For JSON targets, comments are not available. The CLI merges the generated mcpServers or servers entries into the file and writes a sibling .lightnow-managed.json manifest so the next sync knows which entries it owns. User-managed server entries and VS Code inputs are preserved.

Before any write, the CLI creates a backup next to the target file:

config.toml.lightnow.bak
mcp.json.lightnow.bak

Troubleshooting

Access token expired

If a command prints:

Access token has expired. Please run 'lightnow login' again.

run lightnow login again.
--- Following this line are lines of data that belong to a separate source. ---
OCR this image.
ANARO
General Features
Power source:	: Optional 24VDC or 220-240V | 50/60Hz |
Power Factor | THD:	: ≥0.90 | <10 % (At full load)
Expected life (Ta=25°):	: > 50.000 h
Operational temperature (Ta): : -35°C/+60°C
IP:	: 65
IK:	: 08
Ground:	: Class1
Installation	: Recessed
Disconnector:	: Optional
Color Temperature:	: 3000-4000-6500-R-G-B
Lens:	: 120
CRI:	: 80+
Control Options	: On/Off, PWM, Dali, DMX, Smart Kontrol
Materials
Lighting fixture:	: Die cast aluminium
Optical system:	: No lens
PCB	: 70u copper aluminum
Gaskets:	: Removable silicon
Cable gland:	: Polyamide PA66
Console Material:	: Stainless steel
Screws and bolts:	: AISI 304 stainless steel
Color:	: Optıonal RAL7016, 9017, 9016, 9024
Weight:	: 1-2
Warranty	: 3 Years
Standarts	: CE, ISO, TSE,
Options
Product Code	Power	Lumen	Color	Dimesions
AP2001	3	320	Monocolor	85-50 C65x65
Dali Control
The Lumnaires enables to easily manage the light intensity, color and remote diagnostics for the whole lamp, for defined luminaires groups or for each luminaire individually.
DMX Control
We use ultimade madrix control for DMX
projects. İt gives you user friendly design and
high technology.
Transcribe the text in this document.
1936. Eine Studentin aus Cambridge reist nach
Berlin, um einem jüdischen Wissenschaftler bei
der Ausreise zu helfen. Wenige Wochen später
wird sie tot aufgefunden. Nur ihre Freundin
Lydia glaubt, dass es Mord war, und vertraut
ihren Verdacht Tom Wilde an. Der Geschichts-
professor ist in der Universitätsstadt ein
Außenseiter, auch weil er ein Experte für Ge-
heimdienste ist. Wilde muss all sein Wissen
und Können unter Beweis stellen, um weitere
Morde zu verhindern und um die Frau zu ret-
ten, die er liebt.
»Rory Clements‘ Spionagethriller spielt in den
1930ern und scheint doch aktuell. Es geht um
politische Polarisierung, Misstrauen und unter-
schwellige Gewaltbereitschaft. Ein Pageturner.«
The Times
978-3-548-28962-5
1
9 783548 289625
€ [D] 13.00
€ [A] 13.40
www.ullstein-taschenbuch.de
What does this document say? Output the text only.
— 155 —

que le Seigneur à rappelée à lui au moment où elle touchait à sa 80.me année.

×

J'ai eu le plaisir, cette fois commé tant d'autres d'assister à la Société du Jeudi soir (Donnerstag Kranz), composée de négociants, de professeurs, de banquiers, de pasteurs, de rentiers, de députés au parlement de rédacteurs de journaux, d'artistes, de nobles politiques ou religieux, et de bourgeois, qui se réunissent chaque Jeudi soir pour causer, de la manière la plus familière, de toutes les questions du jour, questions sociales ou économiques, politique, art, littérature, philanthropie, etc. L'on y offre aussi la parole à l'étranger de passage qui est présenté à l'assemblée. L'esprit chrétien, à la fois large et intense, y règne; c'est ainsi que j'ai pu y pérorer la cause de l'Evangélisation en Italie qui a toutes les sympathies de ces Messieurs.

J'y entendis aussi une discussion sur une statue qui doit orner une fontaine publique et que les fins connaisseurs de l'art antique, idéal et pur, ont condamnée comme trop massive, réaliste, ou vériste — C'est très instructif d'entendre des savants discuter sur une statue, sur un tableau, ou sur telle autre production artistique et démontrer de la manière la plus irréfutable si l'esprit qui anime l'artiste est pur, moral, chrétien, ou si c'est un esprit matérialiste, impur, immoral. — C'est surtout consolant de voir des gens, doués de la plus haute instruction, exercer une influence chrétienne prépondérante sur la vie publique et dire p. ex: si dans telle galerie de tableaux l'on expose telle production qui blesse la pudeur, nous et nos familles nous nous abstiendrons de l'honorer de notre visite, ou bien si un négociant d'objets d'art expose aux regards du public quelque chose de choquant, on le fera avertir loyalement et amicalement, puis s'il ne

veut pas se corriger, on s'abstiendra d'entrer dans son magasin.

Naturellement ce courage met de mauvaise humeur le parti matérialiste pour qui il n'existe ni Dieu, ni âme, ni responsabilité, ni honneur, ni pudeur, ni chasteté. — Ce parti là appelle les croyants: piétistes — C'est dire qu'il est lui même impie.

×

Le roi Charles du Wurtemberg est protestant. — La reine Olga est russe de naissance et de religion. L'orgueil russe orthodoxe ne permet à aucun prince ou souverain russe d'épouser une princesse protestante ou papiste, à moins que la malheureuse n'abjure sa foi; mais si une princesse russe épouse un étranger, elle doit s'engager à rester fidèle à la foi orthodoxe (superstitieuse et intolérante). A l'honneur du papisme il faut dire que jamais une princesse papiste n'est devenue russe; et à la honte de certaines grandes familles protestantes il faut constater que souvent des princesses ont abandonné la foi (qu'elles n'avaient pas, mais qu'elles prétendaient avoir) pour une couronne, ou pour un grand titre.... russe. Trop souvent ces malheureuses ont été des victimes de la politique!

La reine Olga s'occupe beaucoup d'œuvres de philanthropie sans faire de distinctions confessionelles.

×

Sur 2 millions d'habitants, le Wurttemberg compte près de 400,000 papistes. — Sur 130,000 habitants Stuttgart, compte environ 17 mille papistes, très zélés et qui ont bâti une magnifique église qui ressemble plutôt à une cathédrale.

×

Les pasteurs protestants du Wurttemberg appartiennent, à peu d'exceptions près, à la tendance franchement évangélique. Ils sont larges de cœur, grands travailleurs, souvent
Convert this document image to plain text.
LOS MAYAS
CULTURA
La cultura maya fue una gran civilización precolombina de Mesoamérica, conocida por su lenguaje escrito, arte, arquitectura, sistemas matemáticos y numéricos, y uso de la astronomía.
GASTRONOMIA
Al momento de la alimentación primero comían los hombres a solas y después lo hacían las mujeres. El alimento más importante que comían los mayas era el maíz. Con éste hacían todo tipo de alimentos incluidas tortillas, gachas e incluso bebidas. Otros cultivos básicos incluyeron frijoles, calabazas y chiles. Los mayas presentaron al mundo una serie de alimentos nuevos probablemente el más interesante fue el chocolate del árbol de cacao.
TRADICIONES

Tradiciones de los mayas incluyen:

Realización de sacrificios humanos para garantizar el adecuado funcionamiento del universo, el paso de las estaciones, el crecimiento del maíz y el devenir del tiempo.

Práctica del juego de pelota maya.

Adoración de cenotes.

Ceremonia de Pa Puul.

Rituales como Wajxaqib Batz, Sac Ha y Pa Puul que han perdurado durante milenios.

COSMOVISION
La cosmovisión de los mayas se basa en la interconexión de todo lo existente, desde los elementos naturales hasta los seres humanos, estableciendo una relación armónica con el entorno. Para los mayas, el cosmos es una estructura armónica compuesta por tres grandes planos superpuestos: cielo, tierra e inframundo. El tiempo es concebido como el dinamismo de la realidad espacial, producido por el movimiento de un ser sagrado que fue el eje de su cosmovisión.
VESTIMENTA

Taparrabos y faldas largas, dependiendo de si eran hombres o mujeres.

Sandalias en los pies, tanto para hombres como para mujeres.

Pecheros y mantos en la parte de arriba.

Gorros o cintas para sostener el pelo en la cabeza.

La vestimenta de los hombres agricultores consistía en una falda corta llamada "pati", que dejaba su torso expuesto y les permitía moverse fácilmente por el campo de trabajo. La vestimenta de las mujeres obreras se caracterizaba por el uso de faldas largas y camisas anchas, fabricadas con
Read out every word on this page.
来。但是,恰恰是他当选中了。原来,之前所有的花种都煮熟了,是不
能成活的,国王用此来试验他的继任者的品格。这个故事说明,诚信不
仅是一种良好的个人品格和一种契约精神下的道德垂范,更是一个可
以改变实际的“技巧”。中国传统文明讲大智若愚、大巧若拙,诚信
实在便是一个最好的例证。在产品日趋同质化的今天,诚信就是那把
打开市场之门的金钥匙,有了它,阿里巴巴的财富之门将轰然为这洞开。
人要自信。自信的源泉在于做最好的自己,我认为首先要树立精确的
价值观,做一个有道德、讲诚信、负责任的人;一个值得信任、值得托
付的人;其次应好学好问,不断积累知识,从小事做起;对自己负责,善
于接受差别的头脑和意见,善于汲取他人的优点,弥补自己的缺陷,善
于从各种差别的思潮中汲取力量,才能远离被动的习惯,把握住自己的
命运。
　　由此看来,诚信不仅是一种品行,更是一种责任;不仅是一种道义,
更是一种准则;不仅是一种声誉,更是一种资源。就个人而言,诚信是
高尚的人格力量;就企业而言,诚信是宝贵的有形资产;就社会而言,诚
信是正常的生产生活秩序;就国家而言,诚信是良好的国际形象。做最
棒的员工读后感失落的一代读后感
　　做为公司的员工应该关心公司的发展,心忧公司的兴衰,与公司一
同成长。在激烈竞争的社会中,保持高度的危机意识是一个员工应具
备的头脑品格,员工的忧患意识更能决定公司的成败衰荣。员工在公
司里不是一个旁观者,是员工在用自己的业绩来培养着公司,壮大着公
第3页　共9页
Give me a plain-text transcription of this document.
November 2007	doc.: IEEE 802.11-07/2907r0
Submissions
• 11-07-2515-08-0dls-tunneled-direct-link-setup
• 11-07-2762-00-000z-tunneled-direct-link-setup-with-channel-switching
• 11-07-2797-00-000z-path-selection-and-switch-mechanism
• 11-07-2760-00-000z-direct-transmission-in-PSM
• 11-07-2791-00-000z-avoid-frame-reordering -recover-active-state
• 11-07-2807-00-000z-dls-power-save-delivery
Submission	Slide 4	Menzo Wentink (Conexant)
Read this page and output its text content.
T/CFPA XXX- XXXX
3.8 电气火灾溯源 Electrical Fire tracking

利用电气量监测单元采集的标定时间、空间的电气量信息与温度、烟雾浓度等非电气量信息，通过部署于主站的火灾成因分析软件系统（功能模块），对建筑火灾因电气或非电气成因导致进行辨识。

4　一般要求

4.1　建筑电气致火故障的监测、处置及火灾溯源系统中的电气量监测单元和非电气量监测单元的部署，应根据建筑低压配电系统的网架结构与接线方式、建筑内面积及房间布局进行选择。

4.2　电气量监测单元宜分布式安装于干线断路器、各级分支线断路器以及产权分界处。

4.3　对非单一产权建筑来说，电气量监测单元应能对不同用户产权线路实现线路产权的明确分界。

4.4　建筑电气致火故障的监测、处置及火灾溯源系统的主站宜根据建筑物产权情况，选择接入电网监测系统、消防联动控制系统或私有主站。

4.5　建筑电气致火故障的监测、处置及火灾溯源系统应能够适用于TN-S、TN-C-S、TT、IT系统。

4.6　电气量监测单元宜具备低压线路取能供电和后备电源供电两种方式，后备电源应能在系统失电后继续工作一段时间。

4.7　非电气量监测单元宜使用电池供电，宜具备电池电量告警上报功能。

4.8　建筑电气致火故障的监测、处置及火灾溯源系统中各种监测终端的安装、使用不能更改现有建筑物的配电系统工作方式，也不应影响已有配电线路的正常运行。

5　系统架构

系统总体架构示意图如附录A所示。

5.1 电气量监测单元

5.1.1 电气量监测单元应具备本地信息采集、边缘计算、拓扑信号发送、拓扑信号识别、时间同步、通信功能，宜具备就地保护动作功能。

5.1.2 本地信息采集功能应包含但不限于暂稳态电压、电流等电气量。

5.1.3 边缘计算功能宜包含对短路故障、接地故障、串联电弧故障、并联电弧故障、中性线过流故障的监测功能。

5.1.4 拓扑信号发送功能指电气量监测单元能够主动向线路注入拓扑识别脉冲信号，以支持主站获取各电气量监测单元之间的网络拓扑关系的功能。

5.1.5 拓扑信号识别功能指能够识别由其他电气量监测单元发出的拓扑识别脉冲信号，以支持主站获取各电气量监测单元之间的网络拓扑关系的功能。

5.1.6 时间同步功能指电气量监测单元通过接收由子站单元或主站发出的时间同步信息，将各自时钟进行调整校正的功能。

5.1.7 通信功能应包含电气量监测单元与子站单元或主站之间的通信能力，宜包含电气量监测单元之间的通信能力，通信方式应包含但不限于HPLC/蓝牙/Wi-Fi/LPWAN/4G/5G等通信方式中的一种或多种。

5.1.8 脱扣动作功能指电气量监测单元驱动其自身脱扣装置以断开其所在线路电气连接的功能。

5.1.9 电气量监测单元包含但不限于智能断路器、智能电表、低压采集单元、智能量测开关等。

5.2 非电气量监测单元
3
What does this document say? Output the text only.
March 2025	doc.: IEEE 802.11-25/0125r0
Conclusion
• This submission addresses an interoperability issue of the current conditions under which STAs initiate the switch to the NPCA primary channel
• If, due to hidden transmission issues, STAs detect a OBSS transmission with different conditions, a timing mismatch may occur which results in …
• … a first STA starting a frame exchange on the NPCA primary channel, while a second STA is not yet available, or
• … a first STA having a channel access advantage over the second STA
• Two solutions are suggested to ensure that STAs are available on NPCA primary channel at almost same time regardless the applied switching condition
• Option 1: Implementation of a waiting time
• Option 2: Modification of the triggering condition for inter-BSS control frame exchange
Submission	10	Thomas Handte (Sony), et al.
This means the stored refresh token is no longer valid.

Local development certificate error

For *.lightnow.local, make sure the local LightNow certificate authority is trusted by macOS before running lightnow login.

Missing values before export

If the UI reports missing values, open the server in Integrations, add the required secret under Secrets, and save. Stored LightNow-managed secrets are exported automatically; you do not need to add the same value again under Environment variables.

For --runner, missing or broken secrets are detected when lightnow run fetches the runtime context. The runner stops with an explicit error and does not start the child MCP server with partial configuration.

Client does not pick up changes

Most MCP clients read configuration at startup. Restart the client after sync. LibreChat also requires a service restart after editing librechat.yaml.